Collaborative Research: Mechanisms of differentiation and morphogenesis of the ligule/auricle hinge

A fundamental question in plant biology is how plant cells are patterned to develop the specific forms and functions that comprise plant organs. This collaborative project will investigate the cellular and developmental genetic mechanisms whereby leaf boundary cells acquire their specialized cell fates, an agronomically important process that contributes to light capture and crop yield.
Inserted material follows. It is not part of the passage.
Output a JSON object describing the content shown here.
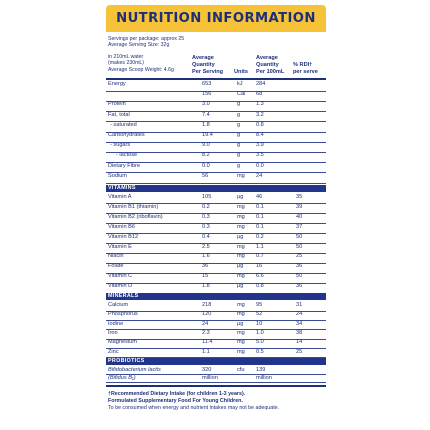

This project will train a graduate student and two postdoctoral scientists in state-of-the-art techniques in microscopy, gene expression and genome structure. Machine learning approaches will be used to analyze these complementary data. The project will also train undergraduate summer interns in these techniques and will sponsor yearly, hands-on, educational webinars and workshops on computational analyses of big biological data.

In addition, the data generated during this project will seed team-learning projects in a new course developed as part of a separate NSF-funded graduate student training grant, which will also sponsor a free, online training course on machine learning for plant scientists.
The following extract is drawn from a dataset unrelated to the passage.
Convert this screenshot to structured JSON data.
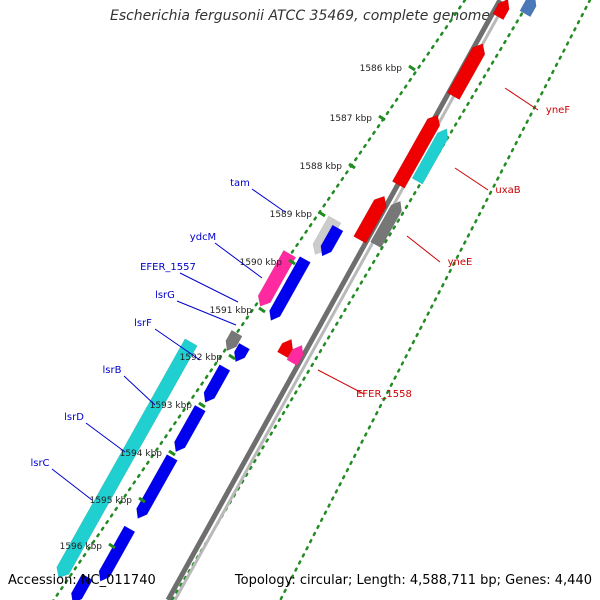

How cell-fate acquisition is genetically regulated is the fundamental question in plant organogenesis. A common feature of multicellular organisms is the formation of distinct boundaries between developmentally distinct tissues of an organ. The ligule/auricle comprises the developmental boundary within maize leaves, forming a specialized hinge-like structure between the proximal, supportive sheath tissue and the distal, photosynthetic blade.
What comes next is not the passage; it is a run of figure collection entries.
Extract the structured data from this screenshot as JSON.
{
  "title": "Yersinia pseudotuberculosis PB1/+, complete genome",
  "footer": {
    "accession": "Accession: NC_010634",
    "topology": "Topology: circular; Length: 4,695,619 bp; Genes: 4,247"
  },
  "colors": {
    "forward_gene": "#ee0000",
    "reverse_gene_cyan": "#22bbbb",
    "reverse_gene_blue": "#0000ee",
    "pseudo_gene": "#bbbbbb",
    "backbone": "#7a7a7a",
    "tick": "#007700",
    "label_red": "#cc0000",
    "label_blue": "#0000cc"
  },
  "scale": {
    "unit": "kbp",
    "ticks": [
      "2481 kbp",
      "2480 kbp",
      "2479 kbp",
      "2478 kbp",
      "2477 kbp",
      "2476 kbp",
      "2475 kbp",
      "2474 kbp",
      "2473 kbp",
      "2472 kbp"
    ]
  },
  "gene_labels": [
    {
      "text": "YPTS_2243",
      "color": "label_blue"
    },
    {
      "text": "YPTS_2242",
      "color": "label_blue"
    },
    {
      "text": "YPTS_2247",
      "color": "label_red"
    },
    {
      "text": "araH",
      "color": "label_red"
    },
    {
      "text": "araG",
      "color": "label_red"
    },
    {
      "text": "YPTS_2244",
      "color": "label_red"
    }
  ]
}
Ligule/auricle morphology shows natural variation and is a genetically tractable trait; the resultant difference in leaf blade angle are relevant to maize improvement. The cellular parameters of ligule/auricle outgrowth will be characterized during three distinct ontogenetic stages. Single-cell RNA-seq will identify cell-specific genetic networks during ligule/auricle outgrowth, and single-cell ATAC-seq will identify key transcription factors and cis-regulatory features during these same three stages.

Machine learning strategies will synthesize and correlate these cell-biological, transcriptomic, and chromatin data, to identify genomic networks and candidate genes involved in ligule/auricle differentiation.

This award reflects NSF's statutory mission and has been deemed worthy of support through evaluation using the Foundation's intellectual merit and broader impacts review criteria.